Foi absolvida ontem pela plenária do congresso Federal A Deputada Federal
Jacqueline Roriz (PMN-DF), velhos truques espúrios ganham conotação cínica
e institucionalizam o crime político.
“Em 2006 eu era uma cidadã comum, não era deputada, não era funcionária pública”.
A frase é uma confissão de culpa, mas foi peça de defesa da deputada, por mais
surrealista que isso pareça. Não contesta o delito, até porque está em filme, mas
concede licença para cometê-lo.
Como cidadão, sem mandato, portanto uma pessoa “comum”, Jacqueline Roriz
pode delinqüir. Com mandato, portanto uma pessoa “não comum”, não está sujeita
às conseqüências de seu ato.
À parte o conceito que divide os cidadãos em “comuns” e “incomuns”,
a tese transforma o mandato em habeas corpus definitivo.

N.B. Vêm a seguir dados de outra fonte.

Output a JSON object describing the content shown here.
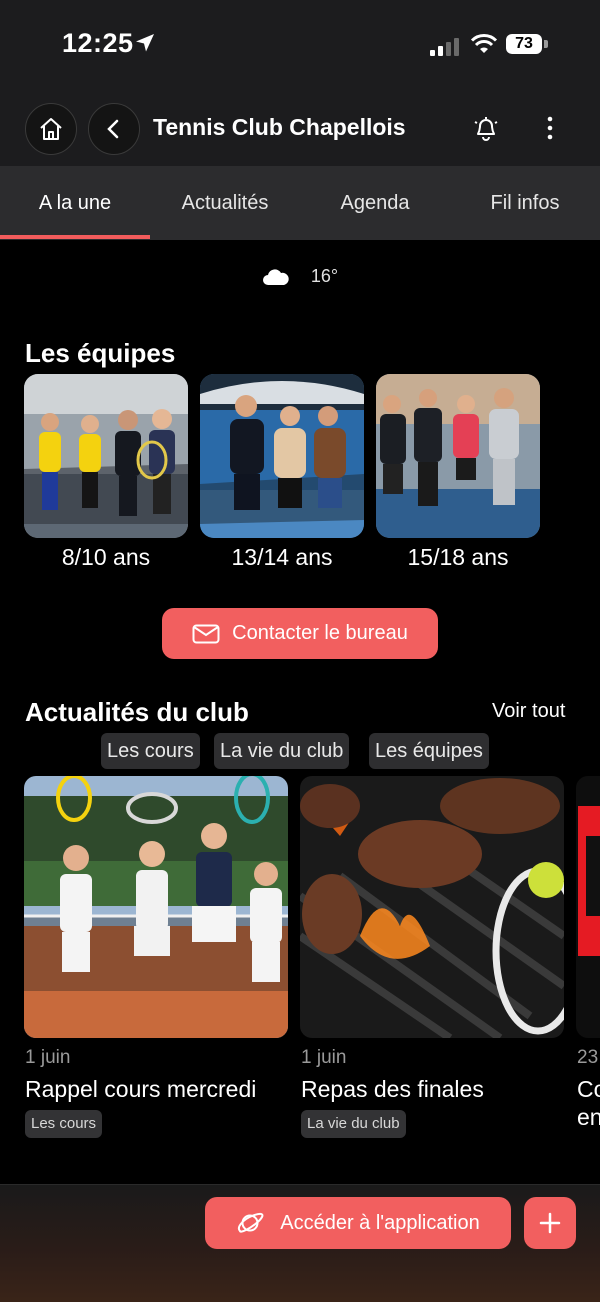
{
  "status_bar": {
    "time": "12:25",
    "battery": "73"
  },
  "header": {
    "title": "Tennis Club Chapellois"
  },
  "tabs": [
    {
      "label": "A la une"
    },
    {
      "label": "Actualités"
    },
    {
      "label": "Agenda"
    },
    {
      "label": "Fil infos"
    }
  ],
  "weather": {
    "temperature": "16°",
    "icon": "cloud-icon"
  },
  "teams": {
    "title": "Les équipes",
    "items": [
      {
        "label": "8/10 ans"
      },
      {
        "label": "13/14 ans"
      },
      {
        "label": "15/18 ans"
      }
    ]
  },
  "contact_button": {
    "label": "Contacter le bureau",
    "icon": "mail-icon"
  },
  "news": {
    "title": "Actualités du club",
    "see_all": "Voir tout",
    "filters": [
      "Les cours",
      "La vie du club",
      "Les équipes"
    ],
    "items": [
      {
        "date": "1 juin",
        "title": "Rappel cours mercredi",
        "tag": "Les cours"
      },
      {
        "date": "1 juin",
        "title": "Repas des finales",
        "tag": "La vie du club"
      },
      {
        "date": "23",
        "title": "Co",
        "title2": "en"
      }
    ]
  },
  "bottom": {
    "access_label": "Accéder à l'application",
    "access_icon": "planet-icon",
    "add_icon": "plus-icon"
  },
  "colors": {
    "accent": "#f25f5f",
    "background": "#000000",
    "bar": "#1c1c1e",
    "tabs": "#2c2c2e"
  }
}
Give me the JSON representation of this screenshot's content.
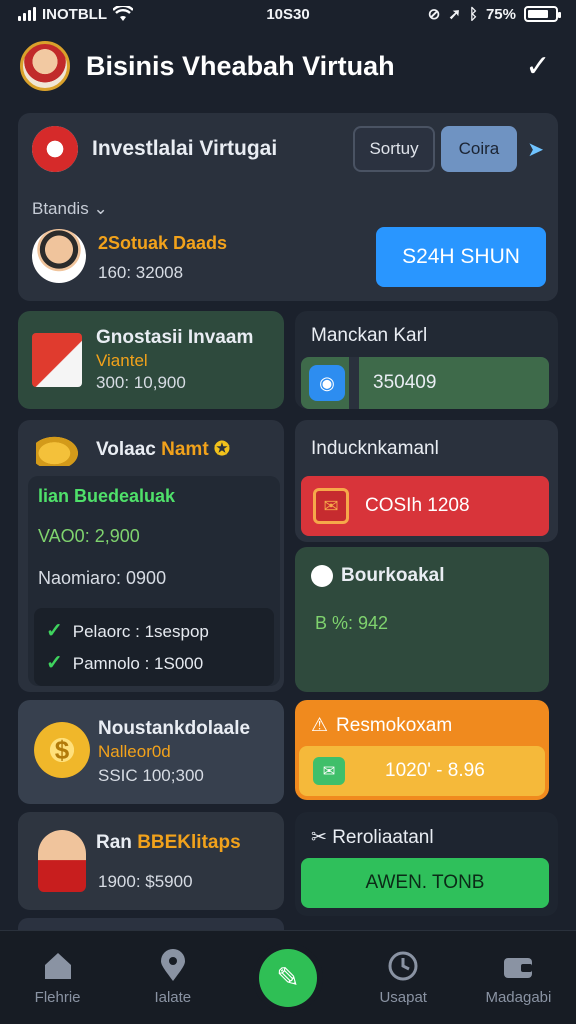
{
  "status_bar": {
    "carrier": "INOTBLL",
    "time": "10S30",
    "battery": "75%",
    "battery_level": 0.75
  },
  "header": {
    "title": "Bisinis Vheabah Virtuah"
  },
  "hero": {
    "title": "Investlalai Virtugai",
    "sort_label": "Sortuy",
    "coin_label": "Coira",
    "section_label": "Btandis",
    "name": "2Sotuak Daads",
    "value": "160: 32008",
    "action_label": "S24H SHUN"
  },
  "gnost": {
    "title": "Gnostasii Invaam",
    "subtitle": "Viantel",
    "value": "300: 10,900"
  },
  "manc": {
    "title": "Manckan Karl",
    "value": "350409"
  },
  "volaac": {
    "title_a": "Volaac",
    "title_b": "Namt",
    "green_text": "lian Buedealuak",
    "line2": "VAO0: 2,900",
    "line3": "Naomiaro: 0900",
    "items": [
      {
        "label": "Pelaorc : 1sespop"
      },
      {
        "label": "Pamnolo : 1S000"
      }
    ]
  },
  "invd": {
    "title": "Inducknkamanl",
    "value": "COSIh 1208"
  },
  "bourk": {
    "title": "Bourkoakal",
    "value": "B %: 942"
  },
  "noust": {
    "title": "Noustankdolaale",
    "subtitle": "Nalleor0d",
    "value": "SSIC 100;300"
  },
  "resm": {
    "title": "Resmokoxam",
    "value": "1020' - 8.96"
  },
  "ran": {
    "title_a": "Ran",
    "title_b": "BBEKlitaps",
    "value": "1900: $5900"
  },
  "relon": {
    "title": "Reroliaatanl",
    "button": "AWEN. TONB"
  },
  "bottom_nav": {
    "items": [
      {
        "label": "Flehrie",
        "icon": "home-icon"
      },
      {
        "label": "Ialate",
        "icon": "location-pin-icon"
      },
      {
        "label": "",
        "icon": "pen-icon"
      },
      {
        "label": "Usapat",
        "icon": "clock-icon"
      },
      {
        "label": "Madagabi",
        "icon": "wallet-icon"
      }
    ]
  },
  "colors": {
    "accent_orange": "#f2a21b",
    "primary_blue": "#2996ff",
    "green": "#2fbf55",
    "red": "#d8343a"
  }
}
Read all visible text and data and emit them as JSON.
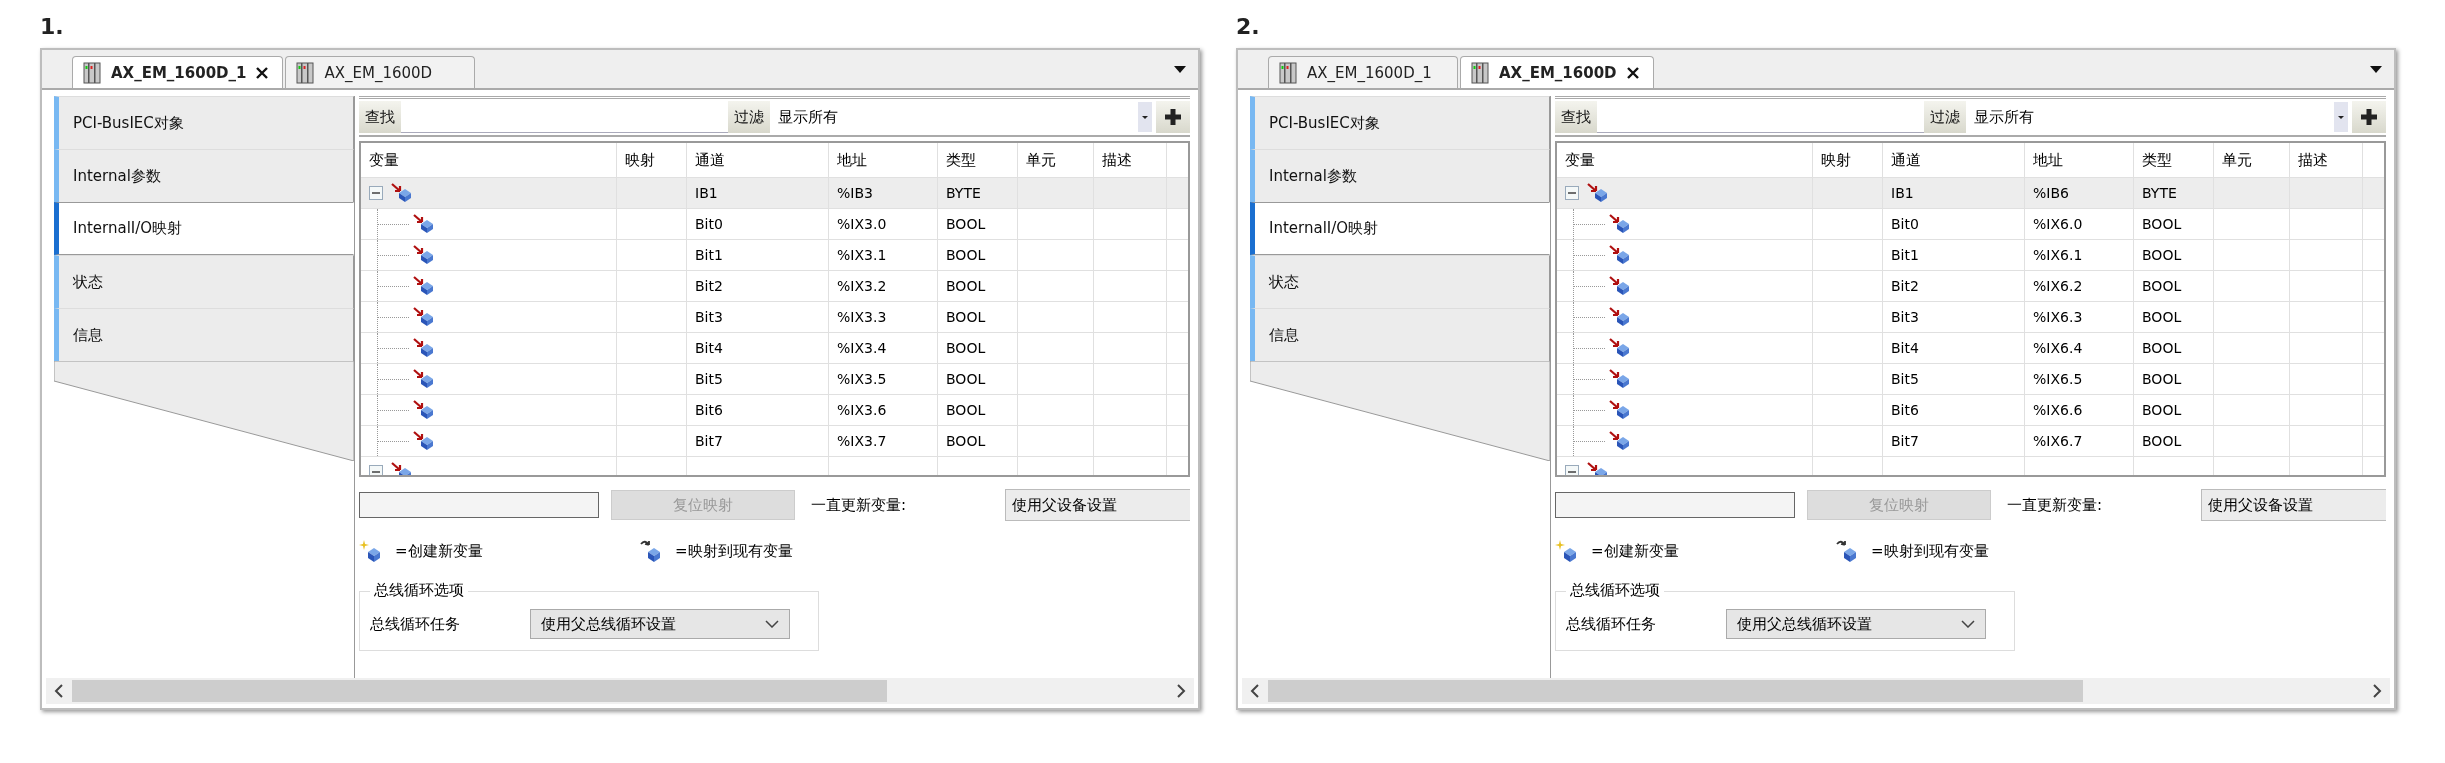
{
  "panels": [
    {
      "number": "1.",
      "tabs": [
        {
          "label": "AX_EM_1600D_1",
          "selected": true
        },
        {
          "label": "AX_EM_1600D",
          "selected": false
        }
      ],
      "sidebar": [
        {
          "label": "PCI-BusIEC对象",
          "selected": false
        },
        {
          "label": "Internal参数",
          "selected": false
        },
        {
          "label": "InternalI/O映射",
          "selected": true
        },
        {
          "label": "状态",
          "selected": false
        },
        {
          "label": "信息",
          "selected": false
        }
      ],
      "search_button": "查找",
      "filter_button": "过滤",
      "filter_value": "显示所有",
      "columns": [
        "变量",
        "映射",
        "通道",
        "地址",
        "类型",
        "单元",
        "描述"
      ],
      "rows": [
        {
          "channel": "IB1",
          "address": "%IB3",
          "type": "BYTE",
          "selected": true,
          "expanded": true,
          "children": [
            {
              "channel": "Bit0",
              "address": "%IX3.0",
              "type": "BOOL",
              "selected": false
            },
            {
              "channel": "Bit1",
              "address": "%IX3.1",
              "type": "BOOL",
              "selected": false
            },
            {
              "channel": "Bit2",
              "address": "%IX3.2",
              "type": "BOOL",
              "selected": false
            },
            {
              "channel": "Bit3",
              "address": "%IX3.3",
              "type": "BOOL",
              "selected": false
            },
            {
              "channel": "Bit4",
              "address": "%IX3.4",
              "type": "BOOL",
              "selected": false
            },
            {
              "channel": "Bit5",
              "address": "%IX3.5",
              "type": "BOOL",
              "selected": false
            },
            {
              "channel": "Bit6",
              "address": "%IX3.6",
              "type": "BOOL",
              "selected": false
            },
            {
              "channel": "Bit7",
              "address": "%IX3.7",
              "type": "BOOL",
              "selected": false
            }
          ]
        },
        {
          "selected": false,
          "expanded": true
        }
      ],
      "reset_button": {
        "label": "复位映射",
        "disabled": true
      },
      "update_label": "一直更新变量:",
      "update_value": "使用父设备设置",
      "legend": [
        {
          "kind": "new",
          "label": "=创建新变量"
        },
        {
          "kind": "map",
          "label": "=映射到现有变量"
        }
      ],
      "bus_group": {
        "title": "总线循环选项",
        "label": "总线循环任务",
        "value": "使用父总线循环设置"
      }
    },
    {
      "number": "2.",
      "tabs": [
        {
          "label": "AX_EM_1600D_1",
          "selected": false
        },
        {
          "label": "AX_EM_1600D",
          "selected": true
        }
      ],
      "sidebar": [
        {
          "label": "PCI-BusIEC对象",
          "selected": false
        },
        {
          "label": "Internal参数",
          "selected": false
        },
        {
          "label": "InternalI/O映射",
          "selected": true
        },
        {
          "label": "状态",
          "selected": false
        },
        {
          "label": "信息",
          "selected": false
        }
      ],
      "search_button": "查找",
      "filter_button": "过滤",
      "filter_value": "显示所有",
      "columns": [
        "变量",
        "映射",
        "通道",
        "地址",
        "类型",
        "单元",
        "描述"
      ],
      "rows": [
        {
          "channel": "IB1",
          "address": "%IB6",
          "type": "BYTE",
          "selected": true,
          "expanded": true,
          "children": [
            {
              "channel": "Bit0",
              "address": "%IX6.0",
              "type": "BOOL",
              "selected": false
            },
            {
              "channel": "Bit1",
              "address": "%IX6.1",
              "type": "BOOL",
              "selected": false
            },
            {
              "channel": "Bit2",
              "address": "%IX6.2",
              "type": "BOOL",
              "selected": false
            },
            {
              "channel": "Bit3",
              "address": "%IX6.3",
              "type": "BOOL",
              "selected": false
            },
            {
              "channel": "Bit4",
              "address": "%IX6.4",
              "type": "BOOL",
              "selected": false
            },
            {
              "channel": "Bit5",
              "address": "%IX6.5",
              "type": "BOOL",
              "selected": false
            },
            {
              "channel": "Bit6",
              "address": "%IX6.6",
              "type": "BOOL",
              "selected": false
            },
            {
              "channel": "Bit7",
              "address": "%IX6.7",
              "type": "BOOL",
              "selected": false
            }
          ]
        },
        {
          "selected": false,
          "expanded": true
        }
      ],
      "reset_button": {
        "label": "复位映射",
        "disabled": true
      },
      "update_label": "一直更新变量:",
      "update_value": "使用父设备设置",
      "legend": [
        {
          "kind": "new",
          "label": "=创建新变量"
        },
        {
          "kind": "map",
          "label": "=映射到现有变量"
        }
      ],
      "bus_group": {
        "title": "总线循环选项",
        "label": "总线循环任务",
        "value": "使用父总线循环设置"
      }
    }
  ]
}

Com a agravante
de que o mandato absolve o crime eleitoral, ou seja, aquele cometido para viabilizá-lo.
Mas é apenas um dos truques do arsenal corporativo. O outro é o voto secreto,
que vai permanecendo ano a ano apesar das contestações internas e externas.
Em nome de sua abolição pura e simples, não o torna seletivo, adotável segundo
as circunstâncias.
Argumenta-se que ele não pode deixar de existir porque na circunstância de
exame de um veto presidencial, a pressão do governo seria insuportável e
retaliativa. Então, porque não restringi-lo a essa – e só a essa – circunstância?
A condenação na comissão, em votação aberta, e a absolvição no plenário,
em voto secreto, não deixam margem a dúvida: quando exposto pelo voto,
o parlamentar joga para a platéia, no caso, o eleitor; quando preservado pelo
sigilo, protege o colega – e a si mesmo, como ficou claro no principal
argumento da defesa, aquele que realmente sensibiliza o parlamentar
desses tempos: votem em mim, porque eu sou você amanhã.
O que o plenário da Câmara aprovou ontem foi que parlamentares têm
licença para delinqüir, o que não encontra respaldo, é óbvio, em nenhum código legal.
O PT, vide o abraço comemorativo do líder do governo, Cândido Vacarezza
(SP), na deputada absolvida, mostra que a intolerância contra a corrupção
sempre foi apenas estratégia eleitoral.